A system designed to protect the United States from a North Korean nuclear attack won't work, according a report released Thursday. The missile defense system is "simply unable to protect the U.S. public," the report from the Union of Concerned Scientists said, according to the Los Angeles Times.
The report states the system needs rigorous Congressional oversight. It also recommends U.S. President Barack Obama's administration shelves the expansion of the system — called the Ground-based Midcourse Defense system (GMD) — until technical problems are solved.
How bad are the problems? Put simply, "the US missile defense system is a joke," wrote the New York Post. It was designed to protect the U.S. against so-called rogue states like North Korea or Iran.
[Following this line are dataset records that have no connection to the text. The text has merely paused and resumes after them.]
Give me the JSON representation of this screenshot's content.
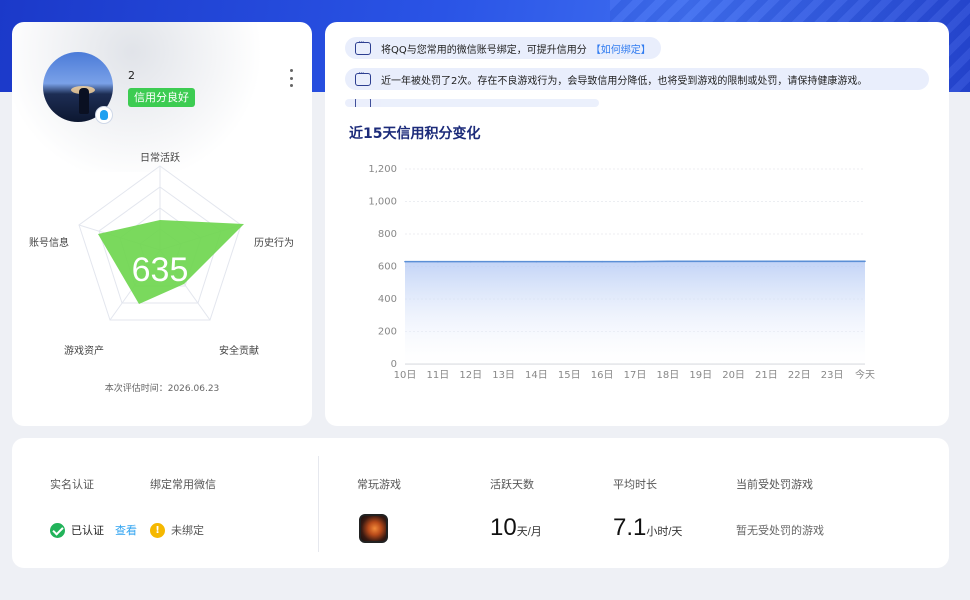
{
  "profile": {
    "username": "2",
    "credit_badge": "信用分良好",
    "score": "635",
    "radar_axes": [
      "日常活跃",
      "历史行为",
      "安全贡献",
      "游戏资产",
      "账号信息"
    ],
    "eval_time": "本次评估时间：2026.06.23"
  },
  "notices": {
    "n1_text": "将QQ与您常用的微信账号绑定，可提升信用分",
    "n1_link": "【如何绑定】",
    "n2_text": "近一年被处罚了2次。存在不良游戏行为，会导致信用分降低，也将受到游戏的限制或处罚，请保持健康游戏。"
  },
  "chart_data": {
    "type": "area",
    "title": "近15天信用积分变化",
    "categories": [
      "10日",
      "11日",
      "12日",
      "13日",
      "14日",
      "15日",
      "16日",
      "17日",
      "18日",
      "19日",
      "20日",
      "21日",
      "22日",
      "23日",
      "今天"
    ],
    "values": [
      630,
      630,
      630,
      630,
      630,
      630,
      630,
      630,
      632,
      632,
      632,
      632,
      632,
      632,
      632
    ],
    "ylim": [
      0,
      1200
    ],
    "yticks": [
      "0",
      "200",
      "400",
      "600",
      "800",
      "1,000",
      "1,200"
    ],
    "line_color": "#5b8fd6"
  },
  "info": {
    "realname_label": "实名认证",
    "realname_status": "已认证",
    "realname_view": "查看",
    "wechat_label": "绑定常用微信",
    "wechat_status": "未绑定",
    "games_label": "常玩游戏",
    "active_days_label": "活跃天数",
    "active_days_value": "10",
    "active_days_unit": "天/月",
    "avg_time_label": "平均时长",
    "avg_time_value": "7.1",
    "avg_time_unit": "小时/天",
    "penalty_label": "当前受处罚游戏",
    "penalty_status": "暂无受处罚的游戏"
  }
}
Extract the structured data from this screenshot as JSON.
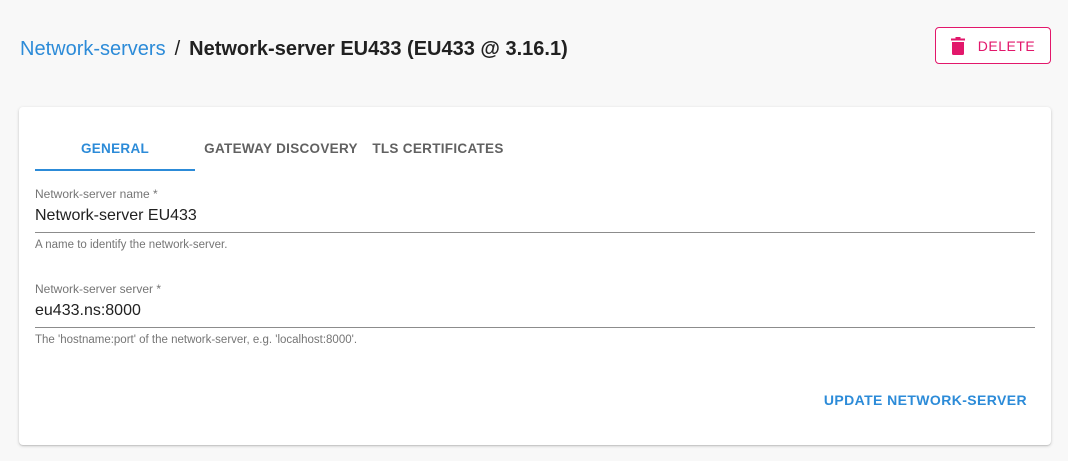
{
  "breadcrumb": {
    "parent_label": "Network-servers",
    "separator": "/",
    "current_label": "Network-server EU433 (EU433 @ 3.16.1)"
  },
  "header": {
    "delete_label": "DELETE",
    "delete_icon": "trash-icon"
  },
  "tabs": [
    {
      "label": "GENERAL",
      "active": true
    },
    {
      "label": "GATEWAY DISCOVERY",
      "active": false
    },
    {
      "label": "TLS CERTIFICATES",
      "active": false
    }
  ],
  "form": {
    "name_field": {
      "label": "Network-server name *",
      "value": "Network-server EU433",
      "help": "A name to identify the network-server."
    },
    "server_field": {
      "label": "Network-server server *",
      "value": "eu433.ns:8000",
      "help": "The 'hostname:port' of the network-server, e.g. 'localhost:8000'."
    },
    "submit_label": "UPDATE NETWORK-SERVER"
  },
  "colors": {
    "primary": "#2c8bd8",
    "danger": "#e2176b",
    "background": "#f8f8f8"
  }
}
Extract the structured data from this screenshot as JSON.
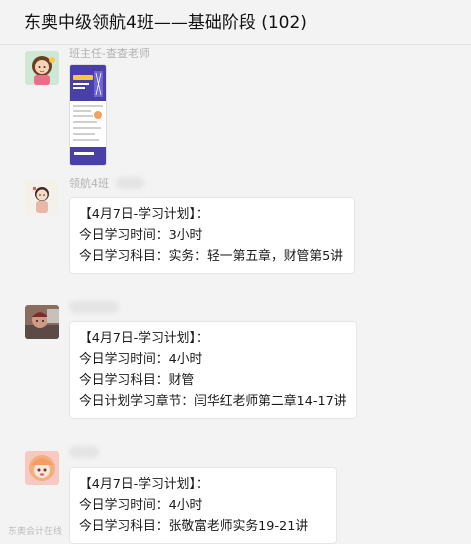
{
  "header": {
    "title": "东奥中级领航4班——基础阶段 (102)"
  },
  "messages": [
    {
      "sender": "班主任-查查老师",
      "avatar_icon": "girl-cartoon-avatar-icon",
      "type": "image"
    },
    {
      "sender": "领航4班",
      "avatar_icon": "cartoon-avatar-icon",
      "lines": [
        "【4月7日-学习计划】：",
        "今日学习时间：3小时",
        "今日学习科目：实务：轻一第五章，财管第5讲"
      ]
    },
    {
      "sender": "",
      "avatar_icon": "photo-avatar-icon",
      "lines": [
        "【4月7日-学习计划】：",
        "今日学习时间：4小时",
        "今日学习科目：财管",
        "今日计划学习章节：闫华红老师第二章14-17讲"
      ]
    },
    {
      "sender": "",
      "avatar_icon": "anime-girl-avatar-icon",
      "lines": [
        "【4月7日-学习计划】：",
        "今日学习时间：4小时",
        "今日学习科目：张敬富老师实务19-21讲"
      ]
    }
  ],
  "watermark": "东奥会计在线"
}
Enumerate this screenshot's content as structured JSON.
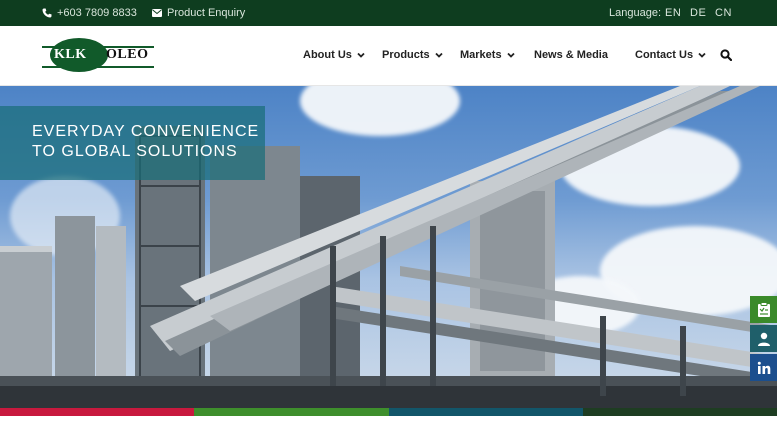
{
  "topbar": {
    "phone": "+603 7809 8833",
    "enquiry": "Product Enquiry",
    "language_label": "Language:",
    "languages": [
      "EN",
      "DE",
      "CN"
    ]
  },
  "logo": {
    "left": "KLK",
    "right": "OLEO"
  },
  "nav": {
    "items": [
      {
        "label": "About Us"
      },
      {
        "label": "Products"
      },
      {
        "label": "Markets"
      },
      {
        "label": "News & Media"
      },
      {
        "label": "Contact Us"
      }
    ]
  },
  "hero": {
    "caption_line1": "EVERYDAY CONVENIENCE",
    "caption_line2": "TO GLOBAL SOLUTIONS"
  },
  "side_buttons": [
    "clipboard-icon",
    "user-icon",
    "linkedin-icon"
  ],
  "colors": {
    "topbar": "#0e3d1f",
    "brand_green": "#115a2a",
    "strip": [
      "#c8193e",
      "#3e8f2c",
      "#12566a",
      "#1e3d22"
    ],
    "side_buttons": [
      "#3a8a2a",
      "#1f5f6a",
      "#1c4f8e"
    ]
  }
}
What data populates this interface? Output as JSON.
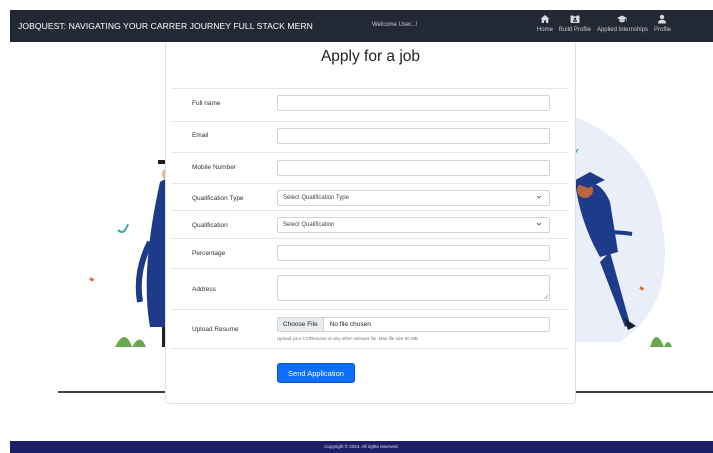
{
  "nav": {
    "brand": "JOBQUEST: NAVIGATING YOUR CARRER JOURNEY FULL STACK MERN",
    "welcome": "Welcome User...!",
    "items": [
      {
        "label": "Home",
        "icon": "home-icon"
      },
      {
        "label": "Build Profile",
        "icon": "id-card-icon"
      },
      {
        "label": "Applied Internships",
        "icon": "graduation-cap-icon"
      },
      {
        "label": "Profile",
        "icon": "user-icon"
      }
    ]
  },
  "form": {
    "title": "Apply for a job",
    "full_name_label": "Full name",
    "email_label": "Email",
    "mobile_label": "Mobile Number",
    "qualification_type_label": "Qualification Type",
    "qualification_type_value": "Select Qualification Type",
    "qualification_label": "Qualification",
    "qualification_value": "Select Qualification",
    "percentage_label": "Percentage",
    "address_label": "Address",
    "resume_label": "Upload Resume",
    "choose_file": "Choose File",
    "no_file": "No file chosen",
    "resume_help": "Upload your CV/Resume or any other relevant file. Max file size 50 MB",
    "submit": "Send Application"
  },
  "footer": {
    "copyright": "Copyright © 2024. All rights reserved."
  },
  "colors": {
    "navbar": "#222934",
    "footer": "#1d1f66",
    "primary_button": "#0d6efd",
    "illustration_blue": "#1e3b8a",
    "illustration_bg": "#e9eef8"
  }
}
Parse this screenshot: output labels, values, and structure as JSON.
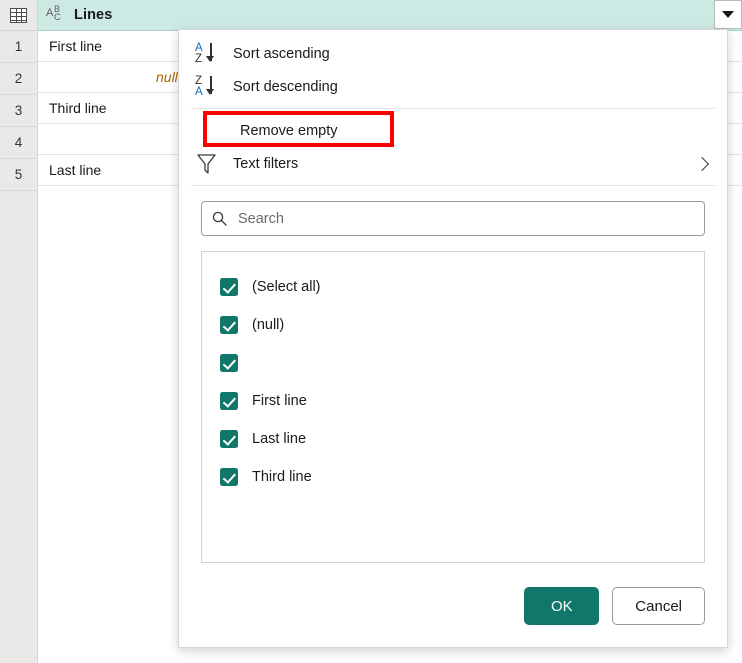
{
  "grid": {
    "table_icon_name": "table-grid-icon",
    "column": {
      "type_icon": "abc-text-type-icon",
      "type_letters": {
        "a": "A",
        "b": "B",
        "c": "C"
      },
      "name": "Lines",
      "dropdown_icon": "caret-down-icon"
    },
    "row_numbers": [
      "1",
      "2",
      "3",
      "4",
      "5"
    ],
    "rows": [
      {
        "value": "First line",
        "overlay": ""
      },
      {
        "value": "",
        "overlay": "null"
      },
      {
        "value": "Third line",
        "overlay": ""
      },
      {
        "value": "",
        "overlay": ""
      },
      {
        "value": "Last line",
        "overlay": ""
      }
    ]
  },
  "filter_panel": {
    "menu": [
      {
        "label": "Sort ascending",
        "icon": "sort-ascending-az-icon",
        "top_letter": "A",
        "bottom_letter": "Z",
        "highlighted": false
      },
      {
        "label": "Sort descending",
        "icon": "sort-descending-za-icon",
        "top_letter": "Z",
        "bottom_letter": "A",
        "highlighted": false
      },
      {
        "label": "Remove empty",
        "icon": "none",
        "highlighted": true
      },
      {
        "label": "Text filters",
        "icon": "funnel-filter-icon",
        "submenu_icon": "chevron-right-icon",
        "highlighted": false
      }
    ],
    "highlight_color": "#ff0000",
    "search": {
      "icon": "search-magnifier-icon",
      "placeholder": "Search",
      "value": ""
    },
    "checkbox_list": [
      {
        "label": "(Select all)",
        "checked": true
      },
      {
        "label": "(null)",
        "checked": true
      },
      {
        "label": "",
        "checked": true
      },
      {
        "label": "First line",
        "checked": true
      },
      {
        "label": "Last line",
        "checked": true
      },
      {
        "label": "Third line",
        "checked": true
      }
    ],
    "buttons": {
      "ok": "OK",
      "cancel": "Cancel"
    },
    "accent_color": "#10776a",
    "header_color": "#cde9e4"
  }
}
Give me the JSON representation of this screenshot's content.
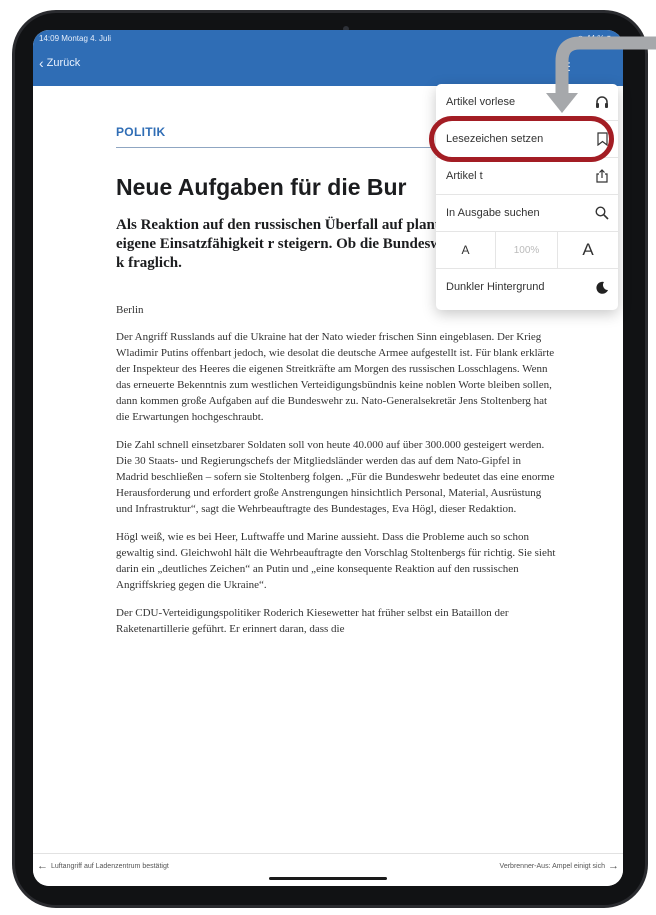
{
  "status": {
    "time_date": "14:09  Montag 4. Juli",
    "right": "◉ 44 % ▮"
  },
  "nav": {
    "back_label": "Zurück"
  },
  "article": {
    "section": "POLITIK",
    "headline": "Neue Aufgaben für die Bur",
    "lead": "Als Reaktion auf den russischen Überfall auf plant die Nato, die eigene Einsatzfähigkeit r steigern. Ob die Bundeswehr das schultern k fraglich.",
    "dateline": "Berlin",
    "paragraphs": [
      "Der Angriff Russlands auf die Ukraine hat der Nato wieder frischen Sinn eingeblasen. Der Krieg Wladimir Putins offenbart jedoch, wie desolat die deutsche Armee aufgestellt ist. Für blank erklärte der Inspekteur des Heeres die eigenen Streitkräfte am Morgen des russischen Losschlagens. Wenn das erneuerte Bekenntnis zum westlichen Verteidigungsbündnis keine noblen Worte bleiben sollen, dann kommen große Aufgaben auf die Bundeswehr zu. Nato-Generalsekretär Jens Stoltenberg hat die Erwartungen hochgeschraubt.",
      "Die Zahl schnell einsetzbarer Soldaten soll von heute 40.000 auf über 300.000 gesteigert werden. Die 30 Staats- und Regierungschefs der Mitgliedsländer werden das auf dem Nato-Gipfel in Madrid beschließen – sofern sie Stoltenberg folgen. „Für die Bundeswehr bedeutet das eine enorme Herausforderung und erfordert große Anstrengungen hinsichtlich Personal, Material, Ausrüstung und Infrastruktur“, sagt die Wehrbeauftragte des Bundestages, Eva Högl, dieser Redaktion.",
      "Högl weiß, wie es bei Heer, Luftwaffe und Marine aussieht. Dass die Probleme auch so schon gewaltig sind. Gleichwohl hält die Wehrbeauftragte den Vorschlag Stoltenbergs für richtig. Sie sieht darin ein „deutliches Zeichen“ an Putin und „eine konsequente Reaktion auf den russischen Angriffskrieg gegen die Ukraine“.",
      "Der CDU-Verteidigungspolitiker Roderich Kiesewetter hat früher selbst ein Bataillon der Raketenartillerie geführt. Er erinnert daran, dass die"
    ]
  },
  "footer": {
    "prev_article": "Luftangriff auf Ladenzentrum bestätigt",
    "next_article": "Verbrenner-Aus: Ampel einigt sich"
  },
  "menu": {
    "read_aloud": "Artikel vorlese",
    "bookmark": "Lesezeichen setzen",
    "share": "Artikel t",
    "search_issue": "In Ausgabe suchen",
    "font_small": "A",
    "font_percent": "100%",
    "font_large": "A",
    "dark_background": "Dunkler Hintergrund"
  },
  "colors": {
    "brand_blue": "#2f6db5",
    "highlight_red": "#a31d24",
    "arrow_grey": "#a6a8ab"
  }
}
"The story of this system is a cautionary tale about how the lack of appropriate oversight of a politically charged missile defense program has led to a system in tatters," the report, authored by three physicists with expertise in missile defense, states. The system has cost some $40 billion and been in development for more than a decade.
The GMD system has deployed 30 interceptors in Alaska and California, with plans for 44 by 2017. Yet the nine times it has been tested post-deployment under "highly scripted," or predictable, conditions, it has failed to destroy its target two-thirds of the time, the report stated.
"After nearly 15 years of effort to build the GMD homeland missile defense system, it still has no demonstrated real-world capability to defend the United States," said Laura Grego, a Union of Concerned Scientists physicist who co-authored the report, in an interview with Reuters.
A lack of accountability and a rush to service in 2004 under the Bush administration caused many of the problems, Grego said. But she added that Obama's efforts to improve oversight while still keeping the system outside normal development procedure hasn't helped.
"Instead of getting something out to the field that worked well or worked adequately, in fact this has been a disaster. It’s done the opposite," she said to Reuters. "The lack of accountability has had and will have real lasting effects, especially for a system … that’s strategically important. It should be held to the highest standards, the highest rigor."
The Los Angeles Times previously reported extensively on the defense system, finding that official announcements have "overstated" the reliability of the costly project and that it has actually gotten less effective over time.